Did the drafters of the Federal Rules really expect that a plaintiff who could not articulate any plausible factual framework for a cause of action would nonetheless be able to conduct months or years of very expensive discovery, (often against multiple defendants)? If they did, why require plaintiffs to make a "showing" of entitlement to relief in their complaint? My understanding of the text and the history – which is doubtless inferior to yours -- is that the drafters of the Federal Rules wanted simpler pleading, but still wanted to bar plaintiffs who could not sketch out some entitlement to relief. So what in Twombly or Iqbal is unfaithful to that policy aim?
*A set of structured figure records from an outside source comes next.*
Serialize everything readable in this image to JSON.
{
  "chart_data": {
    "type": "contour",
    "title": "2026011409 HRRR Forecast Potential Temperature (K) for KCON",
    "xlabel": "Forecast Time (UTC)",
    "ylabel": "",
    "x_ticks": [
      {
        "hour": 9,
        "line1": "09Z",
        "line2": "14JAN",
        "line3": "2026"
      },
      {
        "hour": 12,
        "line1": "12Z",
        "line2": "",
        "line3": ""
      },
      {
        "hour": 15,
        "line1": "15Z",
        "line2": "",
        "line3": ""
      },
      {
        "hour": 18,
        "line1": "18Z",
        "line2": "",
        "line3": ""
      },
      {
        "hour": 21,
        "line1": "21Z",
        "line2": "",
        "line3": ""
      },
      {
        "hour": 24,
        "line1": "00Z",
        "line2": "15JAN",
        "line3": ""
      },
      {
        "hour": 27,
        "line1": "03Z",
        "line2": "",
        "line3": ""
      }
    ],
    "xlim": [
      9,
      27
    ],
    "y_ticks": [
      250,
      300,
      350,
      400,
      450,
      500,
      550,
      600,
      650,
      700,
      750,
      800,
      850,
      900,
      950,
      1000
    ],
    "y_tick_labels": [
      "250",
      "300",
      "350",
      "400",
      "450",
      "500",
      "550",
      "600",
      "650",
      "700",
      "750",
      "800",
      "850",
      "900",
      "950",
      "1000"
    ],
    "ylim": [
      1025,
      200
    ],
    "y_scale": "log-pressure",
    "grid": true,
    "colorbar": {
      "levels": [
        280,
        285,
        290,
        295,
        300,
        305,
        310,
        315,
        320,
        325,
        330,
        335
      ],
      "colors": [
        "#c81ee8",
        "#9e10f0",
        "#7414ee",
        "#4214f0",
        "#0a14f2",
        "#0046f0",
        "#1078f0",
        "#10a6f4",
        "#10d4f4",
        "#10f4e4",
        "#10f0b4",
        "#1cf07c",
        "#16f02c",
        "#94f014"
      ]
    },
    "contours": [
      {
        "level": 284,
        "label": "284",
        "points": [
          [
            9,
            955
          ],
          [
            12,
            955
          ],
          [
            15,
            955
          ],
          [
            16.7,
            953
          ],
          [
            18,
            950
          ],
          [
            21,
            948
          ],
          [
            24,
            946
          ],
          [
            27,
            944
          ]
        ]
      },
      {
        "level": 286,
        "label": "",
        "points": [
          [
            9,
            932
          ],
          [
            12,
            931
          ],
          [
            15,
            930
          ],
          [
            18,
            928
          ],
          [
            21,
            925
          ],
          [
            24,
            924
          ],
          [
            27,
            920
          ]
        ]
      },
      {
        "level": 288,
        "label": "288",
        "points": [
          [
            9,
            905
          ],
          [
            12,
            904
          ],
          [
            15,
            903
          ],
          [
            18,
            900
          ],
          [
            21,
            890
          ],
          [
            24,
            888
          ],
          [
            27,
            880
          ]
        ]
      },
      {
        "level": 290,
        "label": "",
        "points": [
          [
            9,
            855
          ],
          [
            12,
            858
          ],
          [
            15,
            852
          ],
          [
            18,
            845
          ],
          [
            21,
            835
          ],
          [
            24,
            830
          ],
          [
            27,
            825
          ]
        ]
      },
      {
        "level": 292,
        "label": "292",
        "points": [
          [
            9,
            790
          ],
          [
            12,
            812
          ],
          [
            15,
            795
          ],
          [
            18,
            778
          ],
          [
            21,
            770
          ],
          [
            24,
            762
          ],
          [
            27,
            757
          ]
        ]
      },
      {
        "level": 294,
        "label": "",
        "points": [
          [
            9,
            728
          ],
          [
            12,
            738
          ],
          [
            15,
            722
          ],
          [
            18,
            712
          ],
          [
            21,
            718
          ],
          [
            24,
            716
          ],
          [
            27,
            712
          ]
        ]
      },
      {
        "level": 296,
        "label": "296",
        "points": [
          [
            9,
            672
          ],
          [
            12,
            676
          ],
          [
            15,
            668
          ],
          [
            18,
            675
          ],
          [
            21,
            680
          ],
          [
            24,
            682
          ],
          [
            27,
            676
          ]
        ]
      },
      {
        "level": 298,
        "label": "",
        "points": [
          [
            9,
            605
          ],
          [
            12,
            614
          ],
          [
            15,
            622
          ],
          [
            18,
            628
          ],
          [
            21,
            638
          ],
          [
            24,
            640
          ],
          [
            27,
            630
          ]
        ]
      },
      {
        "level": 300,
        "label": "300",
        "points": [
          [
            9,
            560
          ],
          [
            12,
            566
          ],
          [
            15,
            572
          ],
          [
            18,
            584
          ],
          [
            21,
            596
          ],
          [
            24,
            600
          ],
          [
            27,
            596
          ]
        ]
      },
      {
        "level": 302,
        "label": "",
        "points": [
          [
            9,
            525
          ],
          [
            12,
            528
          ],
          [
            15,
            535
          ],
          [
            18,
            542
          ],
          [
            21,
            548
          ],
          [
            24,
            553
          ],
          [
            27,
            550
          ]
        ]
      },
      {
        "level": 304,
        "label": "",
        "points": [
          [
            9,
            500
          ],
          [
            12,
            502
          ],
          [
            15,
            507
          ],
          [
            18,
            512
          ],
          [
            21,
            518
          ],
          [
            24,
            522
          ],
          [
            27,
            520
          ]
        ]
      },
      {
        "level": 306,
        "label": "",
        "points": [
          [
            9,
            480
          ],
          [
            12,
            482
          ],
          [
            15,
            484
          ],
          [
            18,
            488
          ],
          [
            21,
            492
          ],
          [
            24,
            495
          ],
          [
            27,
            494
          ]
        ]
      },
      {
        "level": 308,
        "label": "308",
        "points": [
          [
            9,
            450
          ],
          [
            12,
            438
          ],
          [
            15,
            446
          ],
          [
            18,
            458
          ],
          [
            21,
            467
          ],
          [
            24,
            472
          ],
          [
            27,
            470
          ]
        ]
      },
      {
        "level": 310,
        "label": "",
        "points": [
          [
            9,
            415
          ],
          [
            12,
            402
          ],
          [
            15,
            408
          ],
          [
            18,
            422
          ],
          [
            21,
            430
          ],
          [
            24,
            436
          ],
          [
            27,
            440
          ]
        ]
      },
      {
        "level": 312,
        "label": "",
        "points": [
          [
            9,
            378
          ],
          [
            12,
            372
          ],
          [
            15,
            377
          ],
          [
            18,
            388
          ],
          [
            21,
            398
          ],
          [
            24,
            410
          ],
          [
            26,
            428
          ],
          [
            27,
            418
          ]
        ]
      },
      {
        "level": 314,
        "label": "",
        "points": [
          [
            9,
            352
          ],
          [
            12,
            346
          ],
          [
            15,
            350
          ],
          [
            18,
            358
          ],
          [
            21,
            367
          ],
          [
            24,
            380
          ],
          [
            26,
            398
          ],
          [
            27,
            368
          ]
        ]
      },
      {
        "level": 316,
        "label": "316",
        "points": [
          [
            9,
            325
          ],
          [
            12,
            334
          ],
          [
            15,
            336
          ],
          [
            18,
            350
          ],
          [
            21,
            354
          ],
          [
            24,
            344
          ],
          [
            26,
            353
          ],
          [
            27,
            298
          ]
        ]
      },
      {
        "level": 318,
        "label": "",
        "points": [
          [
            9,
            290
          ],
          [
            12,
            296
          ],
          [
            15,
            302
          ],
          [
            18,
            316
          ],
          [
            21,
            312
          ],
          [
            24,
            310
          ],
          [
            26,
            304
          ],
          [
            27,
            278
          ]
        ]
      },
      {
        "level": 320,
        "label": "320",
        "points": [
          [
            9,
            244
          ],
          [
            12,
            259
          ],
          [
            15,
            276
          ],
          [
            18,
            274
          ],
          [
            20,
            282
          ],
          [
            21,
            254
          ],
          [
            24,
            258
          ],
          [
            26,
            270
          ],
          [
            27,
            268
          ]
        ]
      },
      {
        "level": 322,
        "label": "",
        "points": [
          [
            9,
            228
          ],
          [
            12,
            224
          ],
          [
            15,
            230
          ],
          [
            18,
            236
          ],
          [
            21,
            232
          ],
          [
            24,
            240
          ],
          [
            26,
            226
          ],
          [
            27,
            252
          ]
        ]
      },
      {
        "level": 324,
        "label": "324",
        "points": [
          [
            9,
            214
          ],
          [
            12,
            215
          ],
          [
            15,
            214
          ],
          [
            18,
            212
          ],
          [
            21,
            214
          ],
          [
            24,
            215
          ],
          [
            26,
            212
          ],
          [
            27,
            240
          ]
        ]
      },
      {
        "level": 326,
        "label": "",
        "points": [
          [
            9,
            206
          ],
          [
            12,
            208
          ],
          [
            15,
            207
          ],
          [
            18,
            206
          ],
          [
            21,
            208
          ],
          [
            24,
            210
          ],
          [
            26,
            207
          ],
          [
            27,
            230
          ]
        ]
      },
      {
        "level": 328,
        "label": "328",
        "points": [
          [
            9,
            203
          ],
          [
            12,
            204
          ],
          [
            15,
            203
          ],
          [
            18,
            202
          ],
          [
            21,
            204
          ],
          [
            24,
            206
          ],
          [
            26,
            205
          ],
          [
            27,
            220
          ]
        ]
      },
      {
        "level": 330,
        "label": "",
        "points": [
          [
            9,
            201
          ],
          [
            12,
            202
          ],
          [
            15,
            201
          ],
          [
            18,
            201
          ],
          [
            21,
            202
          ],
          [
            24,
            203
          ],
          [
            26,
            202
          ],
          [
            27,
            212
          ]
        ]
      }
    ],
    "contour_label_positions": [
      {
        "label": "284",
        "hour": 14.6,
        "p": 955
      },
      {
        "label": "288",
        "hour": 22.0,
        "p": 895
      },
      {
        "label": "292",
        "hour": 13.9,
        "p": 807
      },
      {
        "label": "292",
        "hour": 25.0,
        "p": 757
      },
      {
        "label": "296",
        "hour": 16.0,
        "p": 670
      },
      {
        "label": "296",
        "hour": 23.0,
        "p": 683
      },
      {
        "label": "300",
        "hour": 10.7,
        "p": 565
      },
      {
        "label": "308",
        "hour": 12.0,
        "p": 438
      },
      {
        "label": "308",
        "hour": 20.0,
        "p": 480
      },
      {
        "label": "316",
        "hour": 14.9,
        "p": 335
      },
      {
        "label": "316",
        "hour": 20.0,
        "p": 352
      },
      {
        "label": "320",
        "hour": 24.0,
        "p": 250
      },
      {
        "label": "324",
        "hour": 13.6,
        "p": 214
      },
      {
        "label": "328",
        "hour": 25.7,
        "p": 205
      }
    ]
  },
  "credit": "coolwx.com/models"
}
Form 11 is indeed short. Do you think that that it would no longer fly under the new plausibility standard? And would its factual allegations still be sufficient if, as a modern complaint would, it was also brought against the local government authority, the driver’s employer, a car manufacturer, a car dealer, an ambulance company, four doctors, two nurses, a medical practice, a hospital, and a medical device manufacturer? Why or why not?